There are also plans to host workshops to help people improve their job skills and gain decent employment in a bid to boost the local economy.
Mr Kenwright asked the former England international Carragher to help open the shelter, as the fellow Liverpudlian has been an avid campaigner on homelessness for some time. In January 2018, he hosted a football match to raise vital funds for Signature Living’s inaugural shelter, Kingsway House.
Mr Kenwright (left) asked the former England international Carragher to help open the shelter, as the fellow Liverpudlian has been an avid campaigner on homelessness for some time
Jamie Carragher said: ‘Rough sleeping is increasing day by day. I’ve heard horror stories from people whose lives have been turned upside down after losing their homes and ending up on the streets. There isn’t enough support for them at all and I don’t think local councils or the Government quite understands the scale of the problem but it isn’t just a problem for them – it is down to all of us to help out where we can.

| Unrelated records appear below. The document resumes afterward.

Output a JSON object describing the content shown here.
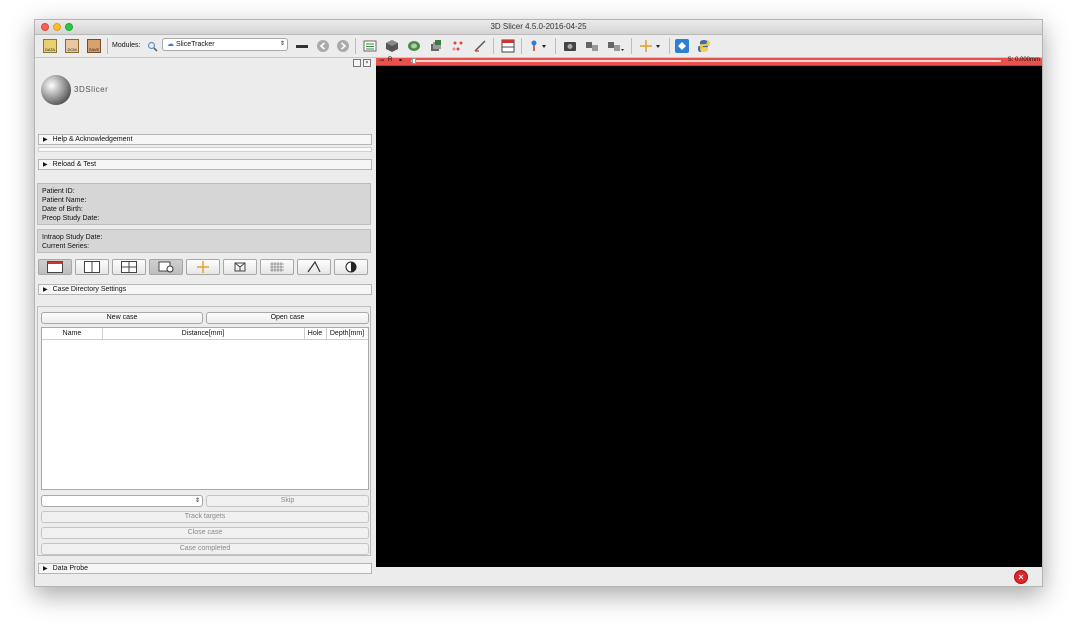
{
  "window": {
    "title": "3D Slicer 4.5.0-2016-04-25"
  },
  "toolbar": {
    "data_label": "DATA",
    "dcm_label": "DCM",
    "save_label": "SAVE",
    "modules_label": "Modules:",
    "module_selected": "SliceTracker"
  },
  "panel": {
    "logo_text": "3DSlicer",
    "help_section": "Help & Acknowledgement",
    "reload_section": "Reload & Test",
    "patient": {
      "id_label": "Patient ID:",
      "name_label": "Patient Name:",
      "dob_label": "Date of Birth:",
      "preop_label": "Preop Study Date:"
    },
    "study": {
      "intraop_label": "Intraop Study Date:",
      "series_label": "Current Series:"
    },
    "case_dir_section": "Case Directory Settings",
    "buttons": {
      "new_case": "New case",
      "open_case": "Open case",
      "skip": "Skip",
      "track_targets": "Track targets",
      "close_case": "Close case",
      "case_completed": "Case completed"
    },
    "table_headers": [
      "Name",
      "Distance[mm]",
      "Hole",
      "Depth[mm]"
    ],
    "data_probe_section": "Data Probe"
  },
  "view": {
    "orientation_label": "R",
    "slice_offset": "S: 0.000mm",
    "bar_color": "#e9524a"
  },
  "colors": {
    "error": "#e0262b",
    "python": "#3b6ea5",
    "accent_blue": "#2d7fd3"
  }
}
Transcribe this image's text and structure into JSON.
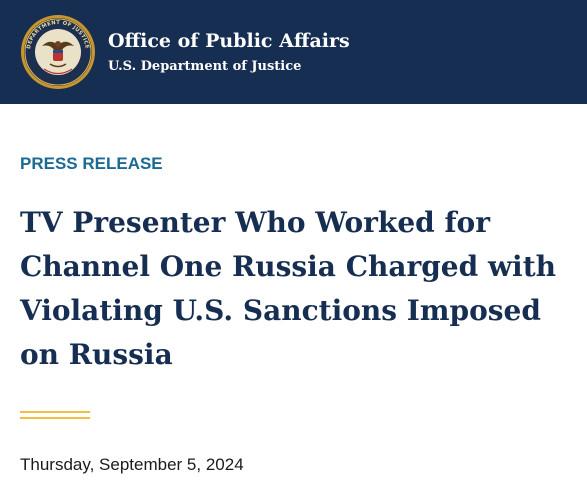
{
  "header": {
    "seal_icon": "doj-seal-icon",
    "seal_text": "DEPARTMENT OF JUSTICE",
    "office_title": "Office of Public Affairs",
    "dept_name": "U.S. Department of Justice"
  },
  "article": {
    "category": "PRESS RELEASE",
    "headline": "TV Presenter Who Worked for Channel One Russia Charged with Violating U.S. Sanctions Imposed on Russia",
    "date": "Thursday, September 5, 2024"
  },
  "colors": {
    "header_bg": "#162e51",
    "category": "#1a6a94",
    "headline": "#162e51",
    "accent": "#f2bd43"
  }
}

‘What Lawrence is doing is fantastic. I am proud to give him and the Cotton Street Project my support. I’ll be keeping in regular contact with those using the shelter and hopefully helping them to turn their lives around for the better.’
Mr Kenwright added: ‘It’s fantastic to have the support of Jamie Carragher and heart-warming that he’s working with us to support this huge effort to tackle rough sleeping.
‘We have got a humanitarian crisis on our hands and a Government that has turned its back on homeless people. In the fifth richest economy in the world, how can that be right?
‘I’m in a fortunate position to help, that’s why I’m doing something about it. As the cold of winter draws closer, we cannot stand still and do nothing as people freeze to death on our streets.
‘It’s not just a problem for Local Authorities – which have had millions slashed from their budgets in recent years – it’s a problem for all of us. And if the public and private sector work better together I believe we can help end the plight of homelessness in Liverpool.
‘The spirit of Liverpool is one of generosity – and through opening the homeless shelter I’m only doing what any Scouser in my position would do.’